The company completed a $2-billion upgrade of its 180,000-barrel-a-day refinery in the Philippines in November last year.
Benchmark US oil dropped below $50 a barrel for the first time since April 2009, amid speculation rising global output will exacerbate a supply glut that’s driven prices into a bear market.
‘Right direction’
Prices slumped almost 50 percent in 2014, the most since the 2008 financial crisis, as the Organization of the Petroleum Exporting Countries resisted calls to cut output amid a battle with US producers for market share.
“San Miguel is likely to make money out of volume, as more people get to travel more with cheaper oil,” Harry Liu, president of Summit Securities Inc. in Manila, said in a phone interview. “Oil will remain a big part of people’s energy requirements, as population growth and infrastructure expansion continue. Expanding its oil business could be a step in the right direction.”
Petron hedges about a fourth of its fuel requirements, SMC CFO Ferdinand Constantino said on Tuesday. To manage costs, SMC plans to cut dollar-denominated debt amid prospects for a stronger US currency, while refinancing expensive loans, the CFO said.
“There would be refinancing in food, power and oil businesses,” Ang said.
SMC shares fell 0.1 percent at the noon trading break in Manila on Wednesday, after rising 18 percent last year. Petron fell 0.3 percent after a 24-percent drop in 2014.
Making deals
The most acquisitive company in the Philippines since at least 2008, SMC has successfully bought and sold assets for profit.
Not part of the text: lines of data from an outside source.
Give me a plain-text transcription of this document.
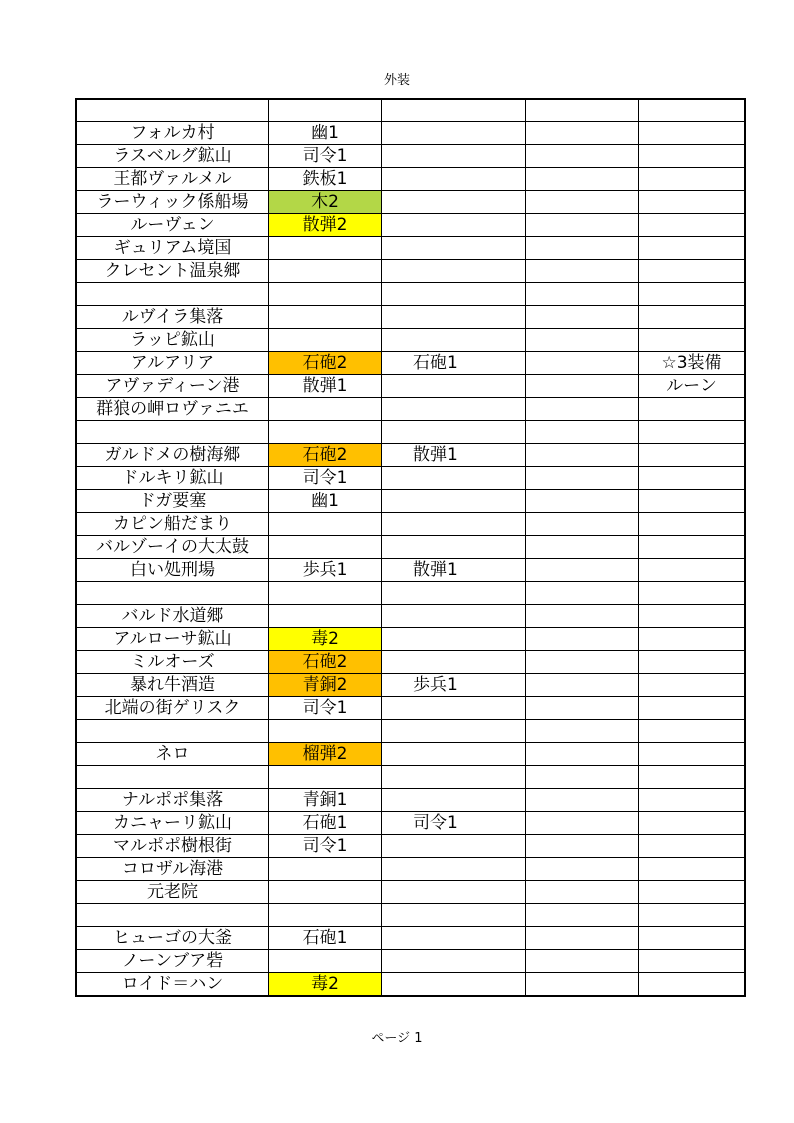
外装

フォルカ村	幽1			
ラスベルグ鉱山	司令1			
王都ヴァルメル	鉄板1			
ラーウィック係船場	木2			
ルーヴェン	散弾2			
ギュリアム境国				
クレセント温泉郷				

ルヴイラ集落				
ラッピ鉱山				
アルアリア	石砲2	石砲1		☆3装備
アヴァディーン港	散弾1			ルーン
群狼の岬ロヴァニエ				

ガルドメの樹海郷	石砲2	散弾1		
ドルキリ鉱山	司令1			
ドガ要塞	幽1			
カピン船だまり				
バルゾーイの大太鼓				
白い処刑場	歩兵1	散弾1		

バルド水道郷				
アルローサ鉱山	毒2			
ミルオーズ	石砲2			
暴れ牛酒造	青銅2	歩兵1		
北端の街ゲリスク	司令1			

ネロ	榴弾2			

ナルポポ集落	青銅1			
カニャーリ鉱山	石砲1	司令1		
マルポポ樹根街	司令1			
コロザル海港				
元老院				

ヒューゴの大釜	石砲1			
ノーンブア砦				
ロイド＝ハン	毒2			
ページ 1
In 2007 SMC sold Australia’s National Foods Ltd. to Japanese brewer Kirin Holdings Co. for about $2.6 billion, after acquiring the food company for $1.5 billion in 2005.
In 2013 the company sold a 27-percent stake in Manila Electric Co. for P72 billion ($1.6 billion). It had bought the shares in the power company from Government Service Insurance System in 2008 for P27 billion.
As a result of acquisitions, debts have piled up. SMC has the equivalent of about $12.2 billion of debt and interest obligations, about $9.4 billion of which is in dollars, according to data compiled by Bloomberg. Cash and equivalents rose 33 percent to P237.7 billion at the end of the third quarter.
Oil accounted for 60 percent of sales in the July-to-September period; food and drinks made up a fourth; and power generation contributed 10 percent, according to data compiled by Bloomberg. In 2008 food and drinks were 90 percent of sales. SMC is in talks with several groups interested in its unit Bank of Commerce, Ang said. The company hired Citigroup Inc. last year to help sell its stake in the lender that Ang said is valued at $500 million.